/Fastq-Filterer

Filtering tiles and short reads from paired-end fastq files.

Primary LanguageCMIT LicenseMIT

Fastq-Filterer

This is a C script for filtering out short reads from paired-end fastq files.

The inputs are two (sorted!) paired-end fastqs (R1 and R2), which may be fastq or fastq.gz files. The filterer then iterates pairwise through each read pair: if R1 and R2 are both longer than the minimum specified, they are written to corresponding R1/R2 output files.

Output files will always be written uncompressed. Fastq-Filterer is intended to be used with pigz or similar multi-threaded compression tool, which is much faster than compressing output on the fly in a single thread.

The filterer has two modes for reading in input files. By default, it uses dynamic memory rellocation and strcat-ing to read in a file line of any length. In the second mode, a simpler reading function is used, which is faster, but will also chop any lines longer than 4096 characters - you have been warned!

A file can also be output containing summary information on the input/output files and reads checked and filtered.

Hash tables are implemented in this project via uthash.h, an unmodified copy of which is included in src.

Installation

To set up the filterer, simply compile it in place via the Makefile:

  • make clean to clean up previous builds
  • make to compile
  • make check to run the tests

Usage

A minimum of three arguments are required:

fastq_filterer --i1 <r1.fastq> --i2 <r2.fastq> --threshold <filter_threshold>

Running this will read in both files, apply the filter threshold, and output two files named after the input files with the suffix '_filtered.fastq'.

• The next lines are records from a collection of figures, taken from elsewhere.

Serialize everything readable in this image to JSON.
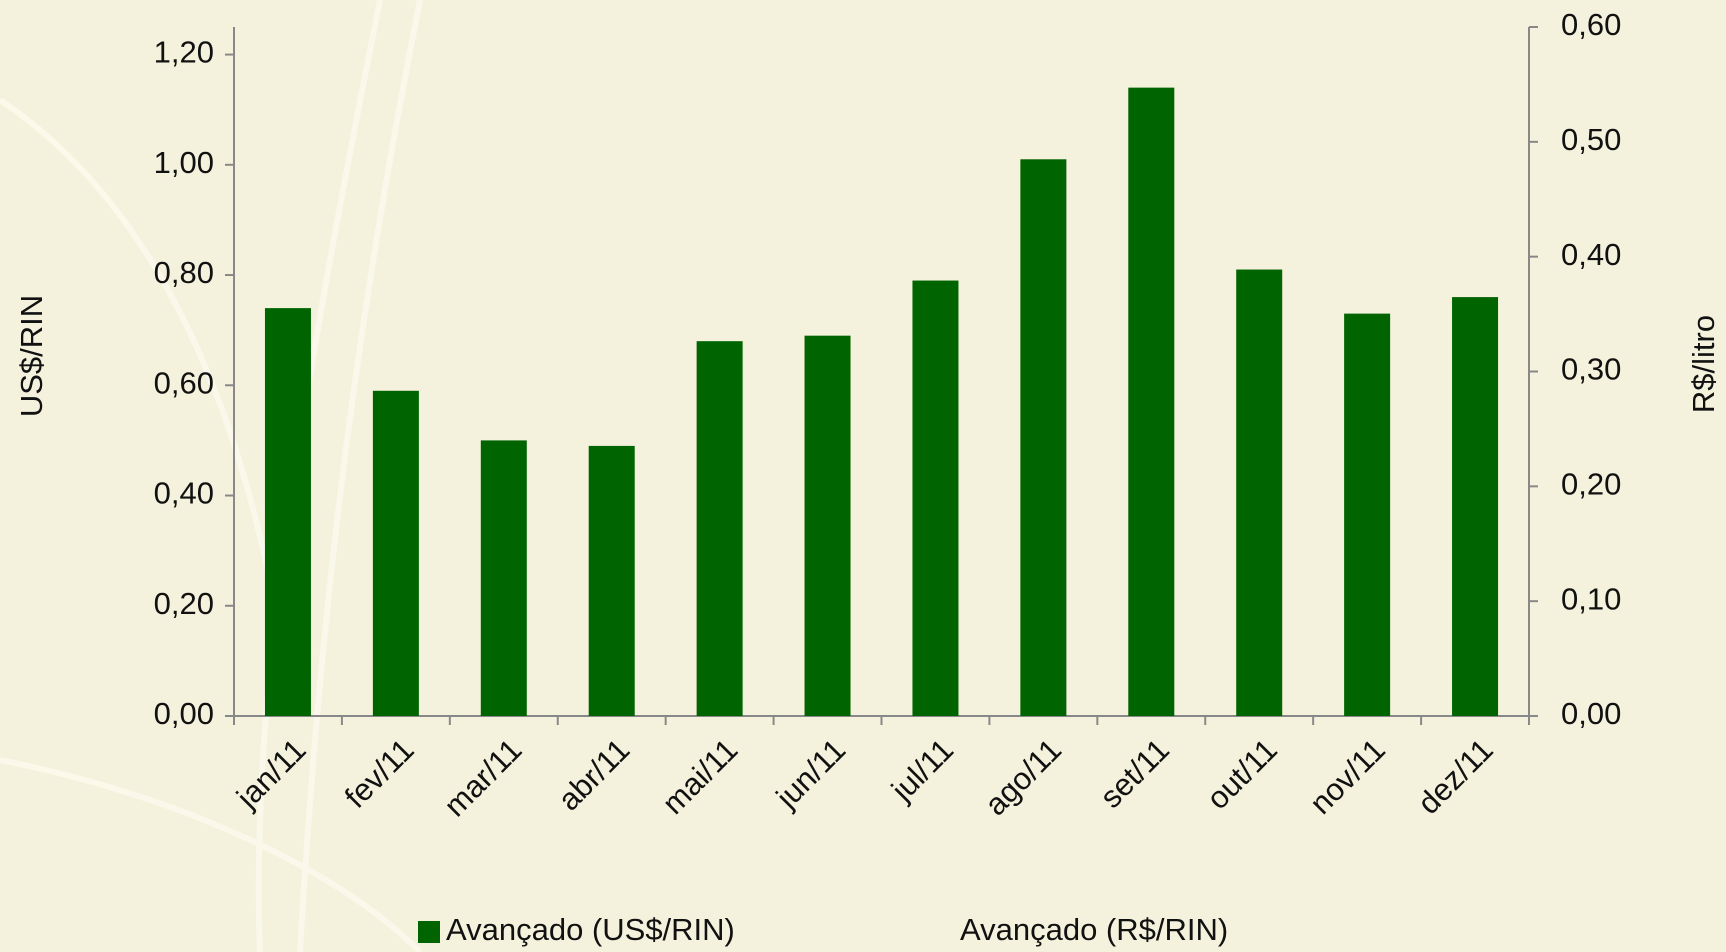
{
  "chart_data": {
    "type": "bar",
    "categories": [
      "jan/11",
      "fev/11",
      "mar/11",
      "abr/11",
      "mai/11",
      "jun/11",
      "jul/11",
      "ago/11",
      "set/11",
      "out/11",
      "nov/11",
      "dez/11"
    ],
    "series": [
      {
        "name": "Avançado (US$/RIN)",
        "color": "#006400",
        "values": [
          0.74,
          0.59,
          0.5,
          0.49,
          0.68,
          0.69,
          0.79,
          1.01,
          1.14,
          0.81,
          0.73,
          0.76
        ]
      },
      {
        "name": "Avançado (R$/RIN)",
        "axis": "y2",
        "values": [
          null,
          null,
          null,
          null,
          null,
          null,
          null,
          null,
          null,
          null,
          null,
          null
        ]
      }
    ],
    "ylabel": "US$/RIN",
    "y2label": "R$/litro",
    "ylim": [
      0,
      1.25
    ],
    "yticks": [
      {
        "value": 0,
        "label": "0,00"
      },
      {
        "value": 0.2,
        "label": "0,20"
      },
      {
        "value": 0.4,
        "label": "0,40"
      },
      {
        "value": 0.6,
        "label": "0,60"
      },
      {
        "value": 0.8,
        "label": "0,80"
      },
      {
        "value": 1.0,
        "label": "1,00"
      },
      {
        "value": 1.2,
        "label": "1,20"
      }
    ],
    "y2lim": [
      0,
      0.6
    ],
    "y2ticks": [
      {
        "value": 0,
        "label": "0,00"
      },
      {
        "value": 0.1,
        "label": "0,10"
      },
      {
        "value": 0.2,
        "label": "0,20"
      },
      {
        "value": 0.3,
        "label": "0,30"
      },
      {
        "value": 0.4,
        "label": "0,40"
      },
      {
        "value": 0.5,
        "label": "0,50"
      },
      {
        "value": 0.6,
        "label": "0,60"
      }
    ],
    "legend": "bottom"
  }
}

Other arguments can also be passed:

  • --o1 <r1_out.fastq>: custom name for the R1 output file
  • --o2 <r2_out.fastq>: custom name for the R2 output file
  • --stats_file <stats_file>: write a file summarising the read pairs checked and removed
  • --unsafe: use a simpler, faster but less safe read function
  • --remove_tiles <tile1,tile2,tile3...>: comma-separated list of tile ids to remove regardless of length
  • --remove_reads <rm_reads.txt>: file containing specific read IDs to filter
  • --trim_r1 <max_len>: trim all reads for r1.fastq to a maximum length
  • --trim_r2 <max_len>: as above for r2.fastq

Input files

A few assumptions are made about the input files:

  • It is assumed that both input fastqs have the same number of reads, and that they are both in the same order. Therefore, a read starting on line n in r1.fastq should correspond to the read starting on line n in r2.fastq
  • If using --remove_tiles, Fastq-Filterer parses the flowcell tile ID from the fastq read headers, so it is assumed that the read headers are in standard Illumina format: @instrument_id:run_id:flowcell_id:lane:tile_id:x:y read_number:filter_flag:0:idx_seq. For more information, see Illumina's bcl2fastq docs.
  • Reads specified in --remove_reads should not contain the leading @ symbol, as this is part of the fastq specification and not the read ID. To allow for R1/R2 ID differences in Illumina-formatted fastqs, IDs are only matched up to the first space.